Describe your desk/workspace.
My desk is boring, but my workspace is rambunctiously awesome! Laidlaw is located in Foundation House, a space where three foundations and several non-profits room together. Although Laidlaw is a small team, I’m surrounded by as many as 60 people in the sector at times working in this space. There aren’t really any individual offices, so Laidlaw’s corner of Foundation House is populated with my eclectic colleagues who I can swivel over to at any time and pick their brains. It truly is a collaborative workspace and we aren’t tired of each other yet so it’s a win, win!
What are you reading or following that has expanded your understanding of the non-profit sector?
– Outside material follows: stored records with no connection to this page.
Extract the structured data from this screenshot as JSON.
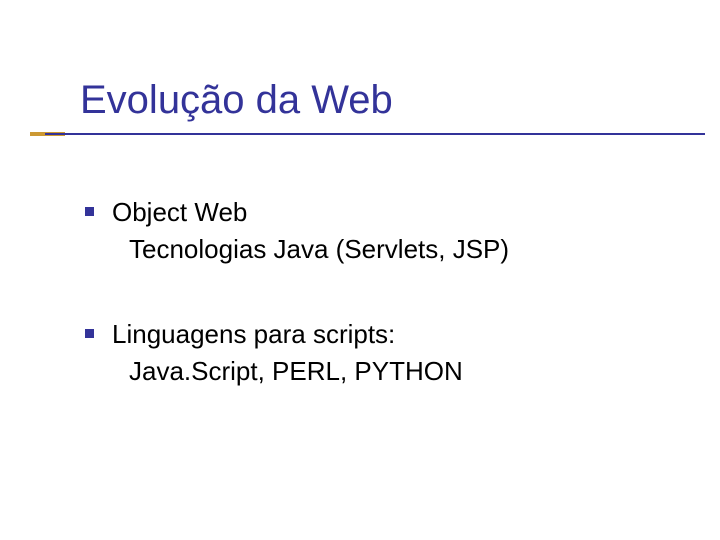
{
  "slide": {
    "title": "Evolução da Web",
    "bullets": [
      {
        "heading": "Object Web",
        "detail": "Tecnologias Java (Servlets, JSP)"
      },
      {
        "heading": "Linguagens para scripts:",
        "detail": "Java.Script, PERL, PYTHON"
      }
    ]
  }
}
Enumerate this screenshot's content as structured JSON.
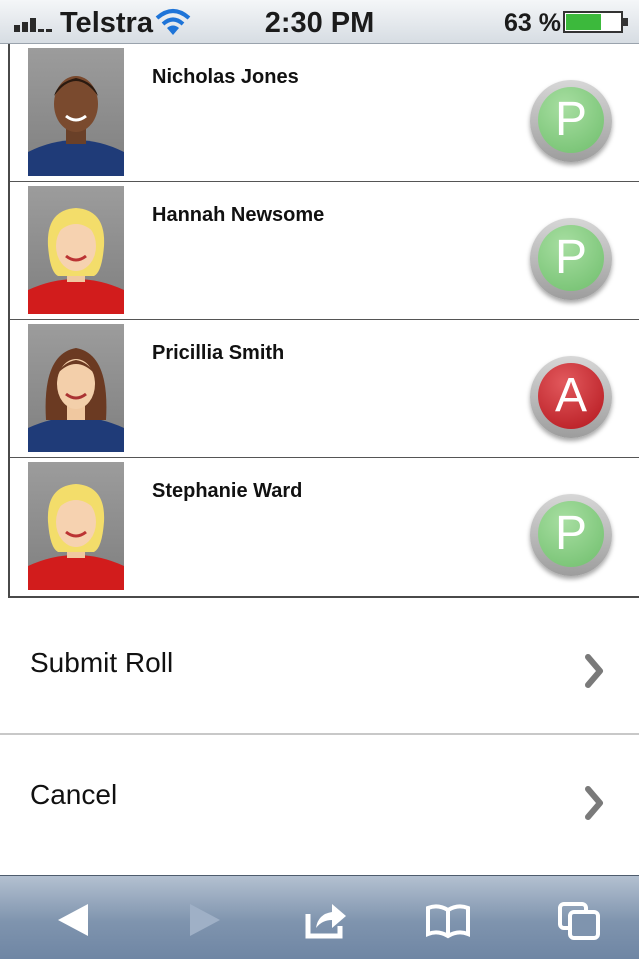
{
  "status_bar": {
    "carrier": "Telstra",
    "time": "2:30 PM",
    "battery": "63 %"
  },
  "students": [
    {
      "name": "Nicholas Jones",
      "status": "P",
      "status_color": "#6fbe6c"
    },
    {
      "name": "Hannah Newsome",
      "status": "P",
      "status_color": "#6fbe6c"
    },
    {
      "name": "Pricillia Smith",
      "status": "A",
      "status_color": "#b3151c"
    },
    {
      "name": "Stephanie Ward",
      "status": "P",
      "status_color": "#6fbe6c"
    }
  ],
  "actions": {
    "submit_label": "Submit Roll",
    "cancel_label": "Cancel"
  },
  "toolbar": {
    "icons": [
      "back-icon",
      "forward-icon",
      "share-icon",
      "bookmarks-icon",
      "tabs-icon"
    ]
  }
}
Twitter can get very noisy, so I create a list on my Twitter account and add organizations and individuals who I would like to stay in contact with. My list for the non-profit sector includes other funders, thought leaders, policy wonks, and awesome community-based organizations and grassroots groups along with community rockstars who are movers and shakers.
I also keep up-to-date with the Stanford Social Innovation Review, and the Ontario Nonprofit Network mailing list which provides key updates on policy changes relevant to the sector and high calibre opportunities to participate.
What do you think our sector needs to be thinking about?
Just like the common disconnect between policy and practice, philanthropy and its impact can hit speed bumps. The common denominator here is leadership through lived experience. If philanthropy is not effectively informed by those who are living the day-to-day challenges it seeks to address, chances are that the proposed solutions will render ineffective. For most people this may sound like simple math, but my question then becomes, how come philanthropy does not reflect the stakeholders it chooses to serve? And how are we changing practices to be more intentional and authentically put those closest to the issues in positions of decision making? I am very proud to be part of an organization such as Laidlaw, where this is an intentional practice on how we exercise inclusion.